HGTLayer

class graphstorm.model.HGTLayer(in_dim, out_dim, ntypes, canonical_etypes, num_heads, activation=None, dropout=0.2, norm='layer', num_ffn_layers_in_gnn=0, fnn_activation=<function relu>)

Bases: Module

Heterogenous graph transformer (HGT) layer from Heterogeneous Graph Transformer.

Given a graph \(G(V, E)\) and input node features \(H^{(l-1)}\) in the \(l-1\) layer, it computes the new node features in the \(l\) layer as follows:

Compute a multi-head attention score for each edge \((s, e, t)\) in the graph:

\[\begin{split}Attention(s, e, t) = \text{Softmax}\left(||_{i\in[1,h]}ATT-head^i(s, e, t)\right) \\ ATT-head^i(s, e, t) = \left(K^i(s)W^{ATT}_{\phi(e)}Q^i(t)^{\top}\right)\cdot \frac{\mu_{(\tau(s),\phi(e),\tau(t)}}{\sqrt{d}} \\ K^i(s) = \text{K-Linear}^i_{\tau(s)}(H^{(l-1)}[s]) \\ Q^i(t) = \text{Q-Linear}^i_{\tau(t)}(H^{(l-1)}[t]) \\\end{split}\]

Compute the message to send on each edge \((s, e, t)\):

\[\begin{split}Message(s, e, t) = ||_{i\in[1, h]} MSG-head^i(s, e, t) \\ MSG-head^i(s, e, t) = \text{M-Linear}^i_{\tau(s)}(H^{(l-1)}[s])W^{MSG}_{\phi(e)} \\\end{split}\]

Send messages to target nodes \(t\) and aggregate:

\[\tilde{H}^{(l)}[t] = \sum_{\forall s\in \mathcal{N}(t)}\left( Attention(s,e,t) \cdot Message(s,e,t)\right)\]

Compute new node features:

\[H^{(l)}[t]=\text{A-Linear}_{\tau(t)}(\sigma(\tilde{H}^{(l)}[t])) + H^{(l-1)}[t]\]

Note:

Different from DGL’s HGTConv, this implementation is based on heterogeneous graphs.
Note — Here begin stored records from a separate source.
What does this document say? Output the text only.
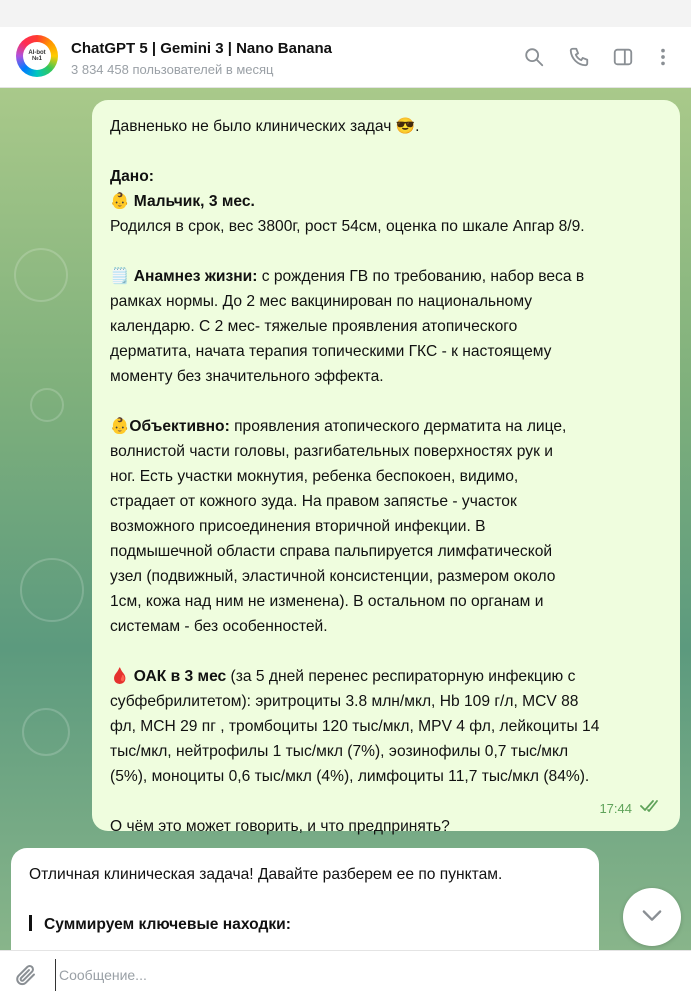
AI-bot №1
ChatGPT 5 | Gemini 3 | Nano Banana
3 834 458 пользователей в месяц
Давненько не было клинических задач 😎.
Дано:
👶 Мальчик, 3 мес.
Родился в срок, вес 3800г, рост 54см, оценка по шкале Апгар 8/9.
🗒️ Анамнез жизни: с рождения ГВ по требованию, набор веса в
рамках нормы. До 2 мес вакцинирован по национальному
календарю. С 2 мес- тяжелые проявления атопического
дерматита, начата терапия топическими ГКС - к настоящему
моменту без значительного эффекта.
👶Объективно: проявления атопического дерматита на лице,
волнистой части головы, разгибательных поверхностях рук и
ног. Есть участки мокнутия, ребенка беспокоен, видимо,
страдает от кожного зуда. На правом запястье - участок
возможного присоединения вторичной инфекции. В
подмышечной области справа пальпируется лимфатической
узел (подвижный, эластичной консистенции, размером около
1см, кожа над ним не изменена). В остальном по органам и
системам - без особенностей.
🩸 ОАК в 3 мес (за 5 дней перенес респираторную инфекцию с
субфебрилитетом): эритроциты 3.8 млн/мкл, Hb 109 г/л, MCV 88
фл, MCH 29 пг , тромбоциты 120 тыс/мкл, MPV 4 фл, лейкоциты 14
тыс/мкл, нейтрофилы 1 тыс/мкл (7%), эозинофилы 0,7 тыс/мкл
(5%), моноциты 0,6 тыс/мкл (4%), лимфоциты 11,7 тыс/мкл (84%).
О чём это может говорить, и что предпринять?
17:44
Отличная клиническая задача! Давайте разберем ее по пунктам.
Суммируем ключевые находки:
Сообщение...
Other hyperparameters’ default values are same as the DGL’s HGTConv setting.
The cross-relation aggregation function of this implementation is mean, which was chosen by authors of the HGT paper in their contribution to DGL.

Examples:

# suppose graph and input_feature are ready
from graphstorm.model import HGTLayer

layer = HGTLayer(hid_dim, out_dim, g.ntypes, g.canonical_etypes,
                 num_heads, activation, dropout, norm)
h = layer(g, input_feature)

Parameters

in_dim: int: Input dimension size.
out_dim: int: Output dimension size.
ntypes: list of str: List of node types in the format of [ntype1, ntype2, …].
canonical_etypes: list of tuple: List of canonical edge types in the format of [(‘src_ntyp1’, ‘etype1’, ‘dst_ntype1`), …].
num_heads: int: Number of attention heads.
activation: callable: Activation function. Default: None.
dropout: float: Dropout rate. Default: 0.2.
norm: str: Normalization methods. Options:batch, layer, and None. Default: layer.
num_ffn_layers_in_gnn: int: Number of fnn layers between gnn layers. Default: 0.
ffn_actication: torch.nn.functional: Activation for ffn. Default: relu.

forward(g, h)

HGT layer forward computation.

Parameters

g: DGLHeteroGraph: Input DGL heterogenous graph.
h: dict of Tensor: Node features for each node type in the format of {ntype: tensor}.

Returns

new_h: dict of Tensor: New node embeddings for each node type in the format of {ntype: tensor}.